“Post Mortem” Dream and Going Through the Motions – 25-02-2026

This morning I had a dreaming segment in which a now emeritus British academic came to inquire of me and my ideas concerning some cobbled together science project or other. She is/was a big cheese in UK science and is the sort of person who would get an obituary written. She asked multiple probing questions but avoided the subject as to why I decided to jack it all in way back.  She was trying to ascertain if I had a scientific mind and was sane. The “interview” took place both at current time and twenty five years ago. She also interviewed my ex-wife in the earlier time frame. From the dream it was clear that our lives {ex-wife} were already divergent back then. The big cheese seemed to find that I was not actually insane and that my scientific thinking was OK. She was going to report back to some committee or other. Some review some post mortem as to what happened way back then.

Commentary

It is very typical in both scientific and political arenas to hold a “placatory review” in which an inquiry is launched and a report made, a white paper written. The aim of these charades is to calm things down and appease by giving the impression of actually doing something. Rarely does anything ever happen after these. The recommendations are noted and consigned to some cobweb filled archive waiting for for Lara Croft to find them several centuries hence. It is extremely rare for any such inquiry to err from the status quo. But it gives the impression of listening, caring and taking action. In fact these are just going through the motions, there is no intention or appetite to change anything.

The dream points at the fact that I have made several decisions which were largely unanticipated by others and about which sense making has been difficult for them. Most of these were handled very poorly because of a lack of interpersonal skills held by others. They were very “Basil Fawlty”.  

“Don’t mention the war!!”

There is no point in holding a post mortem if there is no intention to do anything nor learn from events. It just gives a vague warm feeling of responding albeit long after the horse has bolted. It is by way of post hoc stable door closing. There is an illusion of doing something.

Does This Matter?

As a part of my personal end of year review, I like to review. One of the questions is, “does this matter?” “Is what I am doing here of any significance whatsoever?”

The only objective criteria I have for readership is supplied by WordPress stats. It tells me that there are around 400,000 words here spread among 575 posts over the last year or so. There have been a total of ~900 visitors. These come from France {Normandy and Paris region}, UK, USA. Spain. Germany, Canada and India. {In decreasing order of number of visitors.} The views are from diverse towns which might be real or arise from a floating IP used by many ISPs. That works out at about 450 words per visitor. The average post gets a few {literally} views.

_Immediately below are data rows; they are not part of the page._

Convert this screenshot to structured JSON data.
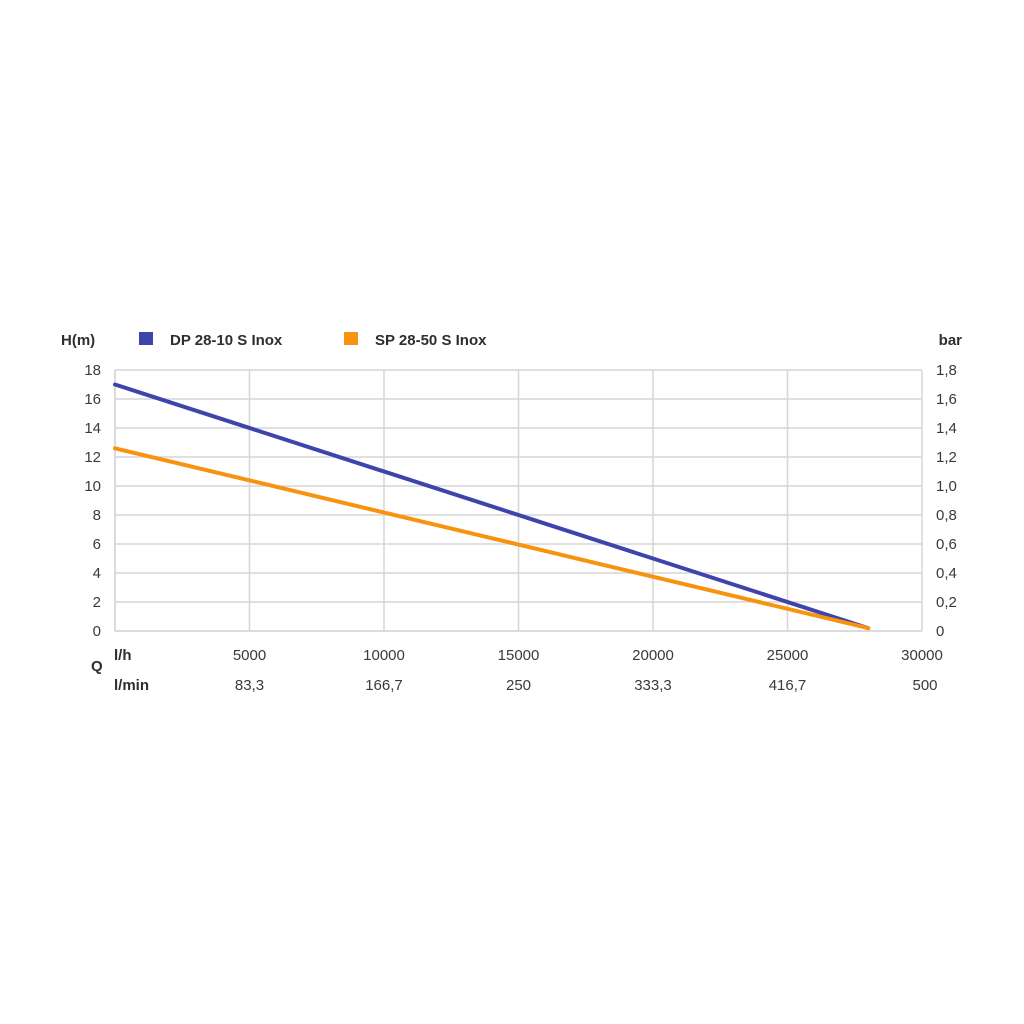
{
  "chart_data": {
    "type": "line",
    "y_label": "H(m)",
    "y2_label": "bar",
    "q_label": "Q",
    "x_unit_label": "l/h",
    "x2_unit_label": "l/min",
    "xlim": [
      0,
      30000
    ],
    "ylim": [
      0,
      18
    ],
    "y2lim": [
      0,
      1.8
    ],
    "x_ticks": [
      {
        "value": 5000,
        "label": "5000"
      },
      {
        "value": 10000,
        "label": "10000"
      },
      {
        "value": 15000,
        "label": "15000"
      },
      {
        "value": 20000,
        "label": "20000"
      },
      {
        "value": 25000,
        "label": "25000"
      },
      {
        "value": 30000,
        "label": "30000"
      }
    ],
    "x2_ticks": [
      {
        "value": 5000,
        "label": "83,3"
      },
      {
        "value": 10000,
        "label": "166,7"
      },
      {
        "value": 15000,
        "label": "250"
      },
      {
        "value": 20000,
        "label": "333,3"
      },
      {
        "value": 25000,
        "label": "416,7"
      },
      {
        "value": 30000,
        "label": "500"
      }
    ],
    "y_ticks": [
      {
        "value": 0,
        "label": "0"
      },
      {
        "value": 2,
        "label": "2"
      },
      {
        "value": 4,
        "label": "4"
      },
      {
        "value": 6,
        "label": "6"
      },
      {
        "value": 8,
        "label": "8"
      },
      {
        "value": 10,
        "label": "10"
      },
      {
        "value": 12,
        "label": "12"
      },
      {
        "value": 14,
        "label": "14"
      },
      {
        "value": 16,
        "label": "16"
      },
      {
        "value": 18,
        "label": "18"
      }
    ],
    "y2_ticks": [
      {
        "value": 0,
        "label": "0"
      },
      {
        "value": 0.2,
        "label": "0,2"
      },
      {
        "value": 0.4,
        "label": "0,4"
      },
      {
        "value": 0.6,
        "label": "0,6"
      },
      {
        "value": 0.8,
        "label": "0,8"
      },
      {
        "value": 1.0,
        "label": "1,0"
      },
      {
        "value": 1.2,
        "label": "1,2"
      },
      {
        "value": 1.4,
        "label": "1,4"
      },
      {
        "value": 1.6,
        "label": "1,6"
      },
      {
        "value": 1.8,
        "label": "1,8"
      }
    ],
    "grid": true,
    "legend_position": "top",
    "series": [
      {
        "name": "DP 28-10 S Inox",
        "color": "#3f44ad",
        "points": [
          [
            0,
            17
          ],
          [
            28000,
            0.2
          ]
        ]
      },
      {
        "name": "SP 28-50 S Inox",
        "color": "#f7930e",
        "points": [
          [
            0,
            12.6
          ],
          [
            28000,
            0.2
          ]
        ]
      }
    ]
  }
}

Clearly my significance as a global influencer knows no bounds!!

On the basis of this it does not matter what I write because “nobody” is listening. Whatever idea or notion I come up with will sink without a trace in the petabyte torrents of this raging internet thingy. There is no point in me developing any of my ideas, just get them out of my head and move swiftly on. I can sit here dreaming away and the world at large goes about its business unperturbed.

We live in a surveillance society. There is an outside chance that some of my key words might pop up in an intelligence search. But I am not connected to any group. I am pacifist and hermit like. I am not a civil disorder problem. I don’t agree with Trump or Netanyahu. They are powerful men and face disagreement from others way more important than me. I doubt the NSA and MI6 are quaking in their bunkers.

To an extent I have drawn what meaning I can from the dream catalogue herein. I know how I interpret them and in what context. I have a number of theories about what they mean individually and collectively. I have clarity of sorts. One that does not need to be verbalised. I understand the wider potential implications. My understanding points at large tracts of unresolved karma burdening others. I cannot foresee them addressing this.

If I want to change things, then one do-able is to wipe the blog. I will still catalogue incoming dreams (privately) but I will create a space which might be filled with something, else. Sometimes a tiny change can be causative.

The growing trend is that each blog I write gets fewer and fewer views. Which says something.

I reckon that a hip replacement blog with what passes for my sense of humour would have a much larger readership…This could propel me into internet stardom. I could become a legend on my disability enabled throne hand crafted by Armitage Shanks.